The unROI of inaction

Beth Harte makes a strong case that ROI often can’t be calculated for any marketing campaigns, because isolating the financial data for ROI = (net profit / sales) * (sales / investment) is usually difficult — and thus it is unfair to hold social media to a “prove the ROI” standard. We responded over at the Brandflakes blog:
Mathematically this is the same formula as ROI = net profit / investment, but I quibble. The real purpose of ROI calculations is to make choices between alternatives. If you can make 8% by investing a million in the bank, and only 6% with a marketing campaign, pure math would tell you to keep the money in the bank.

However, this is why ROI logic often fails. Marketing is a living, breathing function to keep businesses alive, so even if ROI were below the alternative “park it in the bank” rate, if you shut off marketing, you’d damage the future business. Advertising falls under marketing and social media falls under advertising (or PR, quibble), but the logic of those internal functions is the same.

It is healthy to try to determine ROI to make choices among best possible paths, but businesses must also consider:

a – is the function necessary for basic competition?
b – what is the risk if we turn off the function, and failure to perform damages other parts of the business operating system?

So it’s not just what you do, or if what you do beats the other action. It’s what could happen if you don’t do it at all. This may be the best argument for social media.

Image: JobotDaRobot

Ben Kunz is vice president of strategic planning at Mediassociates, an advertising media planning and buying agency, and co-founder of its digital trading desk eEffective.

2 thoughts on “The unROI of inaction

  1. “and thus it is unfair to hold social media to a “prove the ROI” standard.”

    My friend, you put words in my mouth…I did not say that. But, I quibble… 😉

    The point of my post is that most marketers do not understand this financial equation and do not use it for marketing budgets in general. Therefore, the argument of demanding ROI for social media is a stall tactic.

    I personally believe that ROI should be determined for marketing budgets. It’s the only way to hold people accountable and to prevent waste of resources. (A marketer would think twice about a fancy buzz campaign knowing they were on the hook for ROI, right?)

    It is also important to clarify that the “sales” portions of the equation do not cancel each other out. It is required to have two separate calculations that are multiplied for a final percentage. Why? Because the first one is to determine the rate of profit on sales and the second is to determine the rate of capital turnover. The rate of profit on sales is influenced by things such as sales volume, price, product, marcom efforts, etc. Capital turnover only takes into consideration sales volume and assets managed. (This is basic accounting… for a CFO.)

    So further to my point, without completely understanding this financial equation marketers will have a hard time providing the CFO and CMO with an ROI. Hence my argument for why the ROI craze will fade away (when’s the last time you heard a CMO demand the ROI of an ad before placing it?).

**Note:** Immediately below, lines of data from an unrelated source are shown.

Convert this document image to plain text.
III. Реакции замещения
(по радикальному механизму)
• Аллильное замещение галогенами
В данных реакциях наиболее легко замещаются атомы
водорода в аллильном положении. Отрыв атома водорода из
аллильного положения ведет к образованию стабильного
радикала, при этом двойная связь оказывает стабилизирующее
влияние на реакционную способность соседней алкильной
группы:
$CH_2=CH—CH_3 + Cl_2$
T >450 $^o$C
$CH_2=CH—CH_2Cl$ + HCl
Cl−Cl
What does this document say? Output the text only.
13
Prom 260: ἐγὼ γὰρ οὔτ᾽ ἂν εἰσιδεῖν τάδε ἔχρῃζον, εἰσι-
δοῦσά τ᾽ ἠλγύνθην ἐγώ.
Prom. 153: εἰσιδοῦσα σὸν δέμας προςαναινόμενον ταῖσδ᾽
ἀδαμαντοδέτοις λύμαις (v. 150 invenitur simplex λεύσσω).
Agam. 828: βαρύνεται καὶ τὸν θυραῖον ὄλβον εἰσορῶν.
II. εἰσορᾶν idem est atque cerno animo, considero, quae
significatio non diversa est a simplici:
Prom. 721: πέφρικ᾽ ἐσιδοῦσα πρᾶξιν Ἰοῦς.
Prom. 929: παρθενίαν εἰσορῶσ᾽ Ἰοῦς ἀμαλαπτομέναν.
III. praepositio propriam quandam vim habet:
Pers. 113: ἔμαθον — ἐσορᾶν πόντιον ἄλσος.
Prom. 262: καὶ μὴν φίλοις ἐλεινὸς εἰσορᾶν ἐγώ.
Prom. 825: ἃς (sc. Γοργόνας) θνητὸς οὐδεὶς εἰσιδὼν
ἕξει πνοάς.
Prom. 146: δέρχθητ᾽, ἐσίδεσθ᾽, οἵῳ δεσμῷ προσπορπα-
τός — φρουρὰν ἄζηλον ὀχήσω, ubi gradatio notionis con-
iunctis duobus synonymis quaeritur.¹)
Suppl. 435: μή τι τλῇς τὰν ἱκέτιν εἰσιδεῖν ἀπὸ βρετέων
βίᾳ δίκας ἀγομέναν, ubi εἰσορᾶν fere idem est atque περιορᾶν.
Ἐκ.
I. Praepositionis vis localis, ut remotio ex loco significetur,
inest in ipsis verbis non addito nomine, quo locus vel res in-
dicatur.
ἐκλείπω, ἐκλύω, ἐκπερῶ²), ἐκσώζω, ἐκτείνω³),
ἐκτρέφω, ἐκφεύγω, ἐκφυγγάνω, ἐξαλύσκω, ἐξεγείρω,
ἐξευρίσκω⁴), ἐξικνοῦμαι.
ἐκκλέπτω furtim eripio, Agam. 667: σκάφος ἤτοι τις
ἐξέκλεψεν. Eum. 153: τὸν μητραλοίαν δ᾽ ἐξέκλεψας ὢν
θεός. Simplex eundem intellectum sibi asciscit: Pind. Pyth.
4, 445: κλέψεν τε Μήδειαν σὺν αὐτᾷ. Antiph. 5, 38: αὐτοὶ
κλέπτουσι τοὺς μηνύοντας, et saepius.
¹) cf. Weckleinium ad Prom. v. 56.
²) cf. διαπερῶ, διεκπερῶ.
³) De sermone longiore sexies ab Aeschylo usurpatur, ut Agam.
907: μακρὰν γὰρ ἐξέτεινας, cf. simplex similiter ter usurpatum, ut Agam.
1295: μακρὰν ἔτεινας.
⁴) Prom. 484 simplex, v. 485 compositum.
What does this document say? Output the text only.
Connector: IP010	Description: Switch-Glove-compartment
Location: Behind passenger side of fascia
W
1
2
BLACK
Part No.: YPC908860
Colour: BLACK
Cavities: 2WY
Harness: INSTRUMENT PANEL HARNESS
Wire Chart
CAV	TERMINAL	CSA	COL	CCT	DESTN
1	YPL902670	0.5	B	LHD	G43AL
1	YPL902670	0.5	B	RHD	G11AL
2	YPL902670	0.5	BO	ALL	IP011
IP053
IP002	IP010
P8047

    Also, I’d question your statement that ROI is only to make choices between alternatives. That might been the norm for justifying capital purchases, but more and more ROI is being requested of the CMO for yearly budgets given.

    Marketing’s function is to drive sales. Therefore, they should be on the hook for proving that they did so with the resources given and certainly providing ROI wouldn’t shut down marketing, it would force better decisions.

    As I said in my post, if you don’t want to measure things like social media and PR (or find them immeasurable), at least do a brand valuation.

    Thanks for the platform to continue the discussion!

    Beth Harte

    P.S. I’ll share this response on Brand Flakes as well.

  2. Beth, this is a great comment and I appreciate the elucidation on why the ROI formula needs two components.

    I do believe the basic function of ROI — which is typically brought up in a forecasting request *before* an initiative receives a commitment — is to anticipate the return of one choice over another. The root of the ROI question is should we go ahead, or not? Do we invest here, or there? Social media is a new choice for organizations; leaders unfamiliar with what it is and how it works fall back on demanding numbers forecasts; and the numbers, as you suggest, are not easily forthcoming.

    The only reason to measure something is to take action. Measuring or forecasting ROI means using that metric to make a choice. I believe, though, that boiling the complexity of moving into social networks down to a simple number is an error in logic, because it fails to account for the waves of complexity in customer service, risk mitigation, complaint discovery, public relations, sales support, building awareness, and thousands of other ripples across the competitive landscape.

    Again, great conversation, and my apologies if I slightly misconstrued your point.